Discussion in 'Bidding & Estimating' started by sectlandscaping, Sep 13, 2011.

  1. sectlandscaping

    sectlandscaping Senior Member
    Messages: 315

    Hey guys I have this property to bid on. I already have a figure but not a 100% on it.

    The parking lot is 40-45,000 sq ft. I think 2-4" will take around a hour and 800 lbs of salt/sand. Also about 30-45 mins to do sidewalks. This building may be closed during snowstorms so I have the benefit of only a few cars.

    Im using a f450 with a 9 ft plow and bed sander.

    The main issue with my bid is we get 40'' annually with 10-15 snowfalls. This past year we were hammered with 98'' and over 20 storms. Im on the coast so I get a lot of wet slushy stuff. Its a seasonal bid and not sure If I should bid on what we might get or what we usually get. Should I just bid at 60" so Im not to high if the snow is normal and not losing my shirt if its like last year?

  2. Mick76

    Mick76 2000 Club Member
    from Maine
    Messages: 2,157

    Seasonal is a gamble for you as well as the customer. Base your figure off the past 5 year averages ( I personally take the highest and lowest and throw them out) and base it off that figure ... if its 40" then base your rate off of 40".... try and push the 3 year deal as it will minimize your risk....
  3. BlackIrish

    BlackIrish Senior Member
    Messages: 902

    Add a clause with total inches,40, and/or 15 storms.
    Anything over and above that is chargeable at some agreed upon rate.
    Surcharge can be hourly, by event serviced, per inch or anything else you
    come up with that makes sense to you.
    For what it's worth I'm 100% seasonal pricing.
    Good years and bad ones, but after forever it all evens out.
  4. sectlandscaping

    sectlandscaping Senior Member
    Messages: 315

    I mentioned the clause on the phone, One property manager said the clause would be fine the one above didnt.
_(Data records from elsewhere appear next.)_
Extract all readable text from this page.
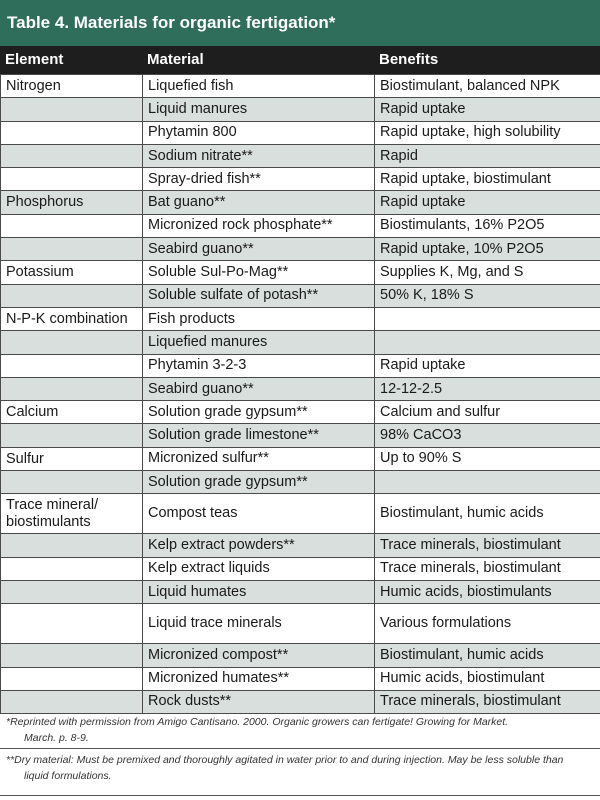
Table 4. Materials for organic fertigation*
Element	Material	Benefits
Nitrogen	Liquefied fish	Biostimulant, balanced NPK
	Liquid manures	Rapid uptake
	Phytamin 800	Rapid uptake, high solubility
	Sodium nitrate**	Rapid
	Spray-dried fish**	Rapid uptake, biostimulant
Phosphorus	Bat guano**	Rapid uptake
	Micronized rock phosphate**	Biostimulants, 16% P2O5
	Seabird guano**	Rapid uptake, 10% P2O5
Potassium	Soluble Sul-Po-Mag**	Supplies K, Mg, and S
	Soluble sulfate of potash**	50% K, 18% S
N-P-K combination	Fish products	
	Liquefied manures	
	Phytamin 3-2-3	Rapid uptake
	Seabird guano**	12-12-2.5
Calcium	Solution grade gypsum**	Calcium and sulfur
	Solution grade limestone**	98% CaCO3
Sulfur	Micronized sulfur**	Up to 90% S
	Solution grade gypsum**	
Trace mineral/ biostimulants	Compost teas	Biostimulant, humic acids
	Kelp extract powders**	Trace minerals, biostimulant
	Kelp extract liquids	Trace minerals, biostimulant
	Liquid humates	Humic acids, biostimulants
	Liquid trace minerals	Various formulations
	Micronized compost**	Biostimulant, humic acids
	Micronized humates**	Humic acids, biostimulant
	Rock dusts**	Trace minerals, biostimulant
*Reprinted with permission from Amigo Cantisano. 2000. Organic growers can fertigate! Growing for Market.
March. p. 8-9.
**Dry material: Must be premixed and thoroughly agitated in water prior to and during injection. May be less soluble than
liquid formulations.
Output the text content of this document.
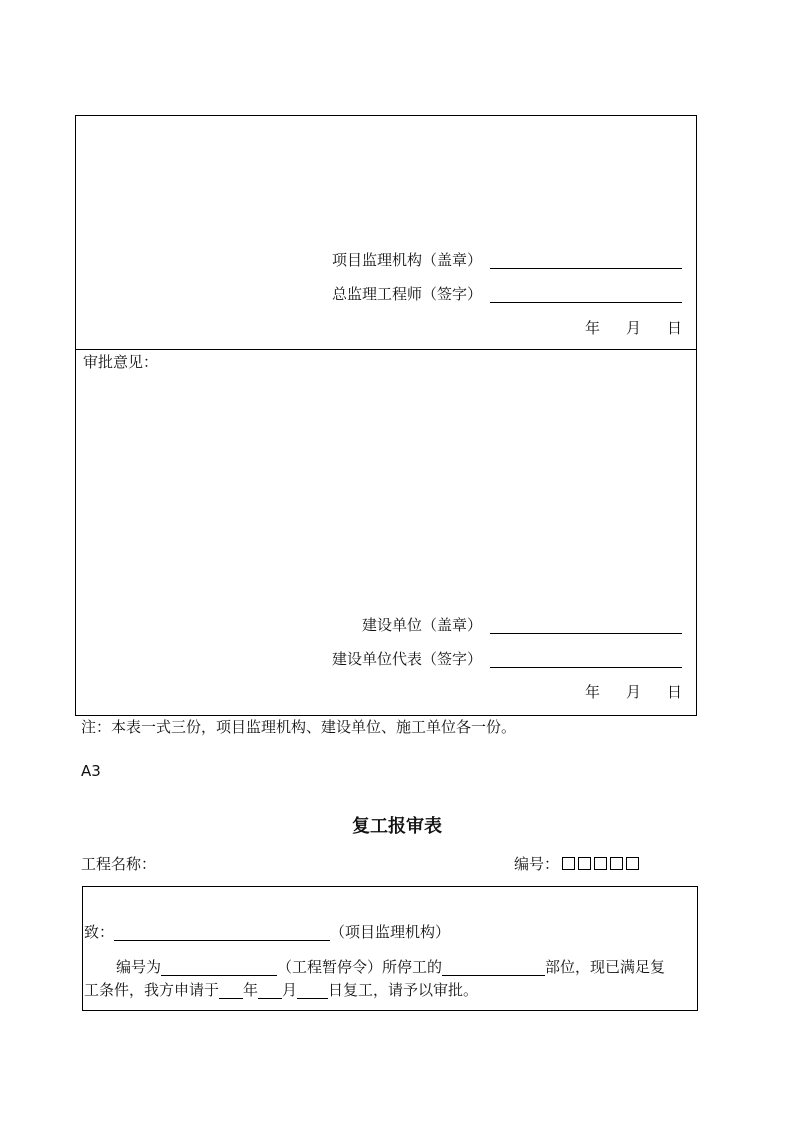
项目监理机构（盖章）
总监理工程师（签字）
年 月 日
审批意见：
建设单位（盖章）
建设单位代表（签字）
年 月 日
注：本表一式三份，项目监理机构、建设单位、施工单位各一份。
A3
复工报审表
工程名称：	编号：
致：	（项目监理机构）
编号为	（工程暂停令）所停工的	部位，现已满足复
工条件，我方申请于 年 月 日复工，请予以审批。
    I been by push for a few years but this year everyone wants seasonal or hourly.

    Going to try the multi year contract with this one and see what happens. They might like the idea of the same price for a few years with inflation and all. That seems like a good way to balance it out and have future business all in one. I been doing landscaping for them for a while so they know I'm not a fly by night.
  5. Rc2505

    Rc2505 PlowSite.com Addict
    Messages: 1,245

    I always see an increase of seasonal bids the year after a heavy winter. I tell the customer that I will only bid seasonal on new properties if they sign a five year contract. 3 years is good, but why not push it out and have the work for 5. I put a 10% increase in after every 2 years.